The horror stories around family businesses are real, widespread and often hurtful.  Families who have tried to work together have completely broken up to the point of full estrangement from each other.  There are claims of family members who do not carry their load or feel that they are carrying too much of the load, who feel entitled because they are family, take too much time off and many, many more conflicts based on the specific dynamics.  I am sure that these stories are true particularly when considering the different generations, personalities, upbringings, morals and ambitions involved.

There are also many success stories around family businesses, though you don’t seem to hear about as many of these as we do the bad ones, which is a shame.  As an active participant, I can say very sincerely that when they work, it is a wonderful situation.

My personal story about our family business wasn’t always happy and joyful and I had my moments where I questioned my decision to join the family business.  The love I had for my family never waivered but there were times I didn’t necessarily like the people I was working with.  In any office environment, you have different personalities, different points of view and different goals, but when there is family involved there is an expectation that everyone is going to work for the common good.  This isn’t always true and when there are disagreements and sometimes fights it is hard to separate the business and personal lives that we all have.

Over the years, my 2 uncles left the business and I have to say that working with my father, just he and I were some of the best years of my life.  Not only did we see each other at the office, travel together, we respected each other’s abilities, skill sets, knowledge and learned from each other.  We also very much enjoyed our relationship outside the office at football games, golfing or just hanging out when “office talk” wasn’t allowed.
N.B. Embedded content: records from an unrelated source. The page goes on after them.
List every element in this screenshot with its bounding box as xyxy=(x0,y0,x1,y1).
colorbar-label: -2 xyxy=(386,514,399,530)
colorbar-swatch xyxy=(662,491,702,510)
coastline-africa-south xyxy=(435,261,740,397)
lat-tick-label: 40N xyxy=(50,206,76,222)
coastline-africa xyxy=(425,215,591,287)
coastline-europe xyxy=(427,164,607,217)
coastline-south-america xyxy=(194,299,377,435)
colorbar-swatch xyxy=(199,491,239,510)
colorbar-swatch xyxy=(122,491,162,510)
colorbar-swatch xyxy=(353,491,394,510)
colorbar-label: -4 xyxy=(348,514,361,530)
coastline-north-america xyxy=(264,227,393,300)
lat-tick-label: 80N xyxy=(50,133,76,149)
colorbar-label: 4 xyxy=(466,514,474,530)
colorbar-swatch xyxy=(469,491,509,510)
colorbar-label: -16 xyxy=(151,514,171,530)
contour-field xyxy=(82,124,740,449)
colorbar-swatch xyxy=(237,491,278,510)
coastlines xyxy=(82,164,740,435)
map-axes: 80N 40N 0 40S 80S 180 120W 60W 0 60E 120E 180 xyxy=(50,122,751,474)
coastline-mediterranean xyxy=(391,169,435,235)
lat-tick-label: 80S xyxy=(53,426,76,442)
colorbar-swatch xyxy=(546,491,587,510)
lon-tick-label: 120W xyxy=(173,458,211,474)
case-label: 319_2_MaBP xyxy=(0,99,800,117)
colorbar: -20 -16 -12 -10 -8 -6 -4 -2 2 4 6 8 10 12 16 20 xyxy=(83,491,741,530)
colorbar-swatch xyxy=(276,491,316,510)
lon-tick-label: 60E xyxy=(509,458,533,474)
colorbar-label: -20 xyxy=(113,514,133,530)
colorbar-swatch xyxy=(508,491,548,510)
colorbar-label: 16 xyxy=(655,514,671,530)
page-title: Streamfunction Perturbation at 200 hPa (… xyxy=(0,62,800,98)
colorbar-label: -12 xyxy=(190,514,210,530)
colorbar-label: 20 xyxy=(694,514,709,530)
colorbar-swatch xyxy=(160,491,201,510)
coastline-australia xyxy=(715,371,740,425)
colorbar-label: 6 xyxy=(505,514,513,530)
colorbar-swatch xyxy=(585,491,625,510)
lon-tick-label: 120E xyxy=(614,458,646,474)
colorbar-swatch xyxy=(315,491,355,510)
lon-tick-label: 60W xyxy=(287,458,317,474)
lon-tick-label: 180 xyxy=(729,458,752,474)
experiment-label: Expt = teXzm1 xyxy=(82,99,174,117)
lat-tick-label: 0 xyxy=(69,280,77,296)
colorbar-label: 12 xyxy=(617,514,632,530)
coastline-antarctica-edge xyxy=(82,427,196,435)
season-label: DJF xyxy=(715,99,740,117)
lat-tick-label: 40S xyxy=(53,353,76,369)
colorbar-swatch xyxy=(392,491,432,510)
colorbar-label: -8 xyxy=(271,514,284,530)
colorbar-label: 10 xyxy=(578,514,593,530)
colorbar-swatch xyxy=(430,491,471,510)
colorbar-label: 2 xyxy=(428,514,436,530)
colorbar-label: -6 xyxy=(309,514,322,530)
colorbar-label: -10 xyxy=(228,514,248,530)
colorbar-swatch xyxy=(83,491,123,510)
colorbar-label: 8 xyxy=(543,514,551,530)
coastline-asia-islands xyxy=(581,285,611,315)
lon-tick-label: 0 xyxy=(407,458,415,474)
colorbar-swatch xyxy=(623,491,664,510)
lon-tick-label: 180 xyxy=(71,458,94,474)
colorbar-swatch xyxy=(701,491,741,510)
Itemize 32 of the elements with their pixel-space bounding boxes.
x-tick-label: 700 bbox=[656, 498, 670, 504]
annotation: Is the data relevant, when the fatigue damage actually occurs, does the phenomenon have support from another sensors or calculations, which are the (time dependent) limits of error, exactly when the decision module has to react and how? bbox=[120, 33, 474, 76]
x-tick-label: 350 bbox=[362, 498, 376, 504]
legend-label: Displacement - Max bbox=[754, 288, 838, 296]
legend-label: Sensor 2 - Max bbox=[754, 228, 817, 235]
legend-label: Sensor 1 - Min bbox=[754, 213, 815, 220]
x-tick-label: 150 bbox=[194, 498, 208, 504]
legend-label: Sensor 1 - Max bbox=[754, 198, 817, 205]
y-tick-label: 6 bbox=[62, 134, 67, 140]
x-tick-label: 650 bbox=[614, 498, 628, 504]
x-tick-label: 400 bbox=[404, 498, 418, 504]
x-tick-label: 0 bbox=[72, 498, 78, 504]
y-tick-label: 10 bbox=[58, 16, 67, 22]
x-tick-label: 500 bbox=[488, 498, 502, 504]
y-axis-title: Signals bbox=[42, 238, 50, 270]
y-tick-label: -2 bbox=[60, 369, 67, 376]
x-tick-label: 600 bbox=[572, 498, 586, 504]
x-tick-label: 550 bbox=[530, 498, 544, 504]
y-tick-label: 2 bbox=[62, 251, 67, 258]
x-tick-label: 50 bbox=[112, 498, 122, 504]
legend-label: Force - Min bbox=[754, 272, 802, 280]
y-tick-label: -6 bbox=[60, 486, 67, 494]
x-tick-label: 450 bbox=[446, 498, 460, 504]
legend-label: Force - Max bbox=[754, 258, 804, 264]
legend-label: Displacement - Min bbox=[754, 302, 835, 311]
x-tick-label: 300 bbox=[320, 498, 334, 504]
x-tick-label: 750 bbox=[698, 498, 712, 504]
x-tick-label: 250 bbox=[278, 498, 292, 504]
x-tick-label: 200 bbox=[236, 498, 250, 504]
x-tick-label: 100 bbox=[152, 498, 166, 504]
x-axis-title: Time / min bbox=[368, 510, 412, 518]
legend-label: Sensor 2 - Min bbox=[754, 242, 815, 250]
Family businesses require care, love and an understanding that not everyone’s thinking, work ethics, ambition and goals are the same.  These are aspects that should and must be taken into account and discussed internally and between the family before approaching and hiring of that person takes place.  Like any employee, a job description and terms need to be set, documented and agreed to including work hours, responsibilities, travel, goals, vacation, sick time, salaries, and benefits.  Also documented should be ramifications if the job description and terms are not met.  It is important to create a contract (or at least a signed document) stating the above, that also includes a succession plan, in case of a disability or an untimely death.  This succession plan should be shared with all heirs of an employee with ownership of the corporation.  This will avoid any misconceptions about ownership and or what is due in the event of disability or an untimely death.  The more documentation the better and everyone agrees to the terms and signs the document, it avoids problems that could come up at a later date

Some may question the need for all of the above, isn’t this being pessimistic, thinking the worst: “we are family, we love you and will always respect you” but once in the work environment personalities and people can change.  Signed documentation can and will hopefully assist in avoiding problems and allowing the family to stay together should disagreements and or eventual break ups occur.

Working in a family environment can be extremely, satisfying, challenging, rewarding and fulfilling but it does create some specific needs that should be addressed upfront.  As long as these are addressed, agreed upon and documented then it can be the best situation ever.  I am proud to carry on the legacy started by my family and will continue to do this for many years to come.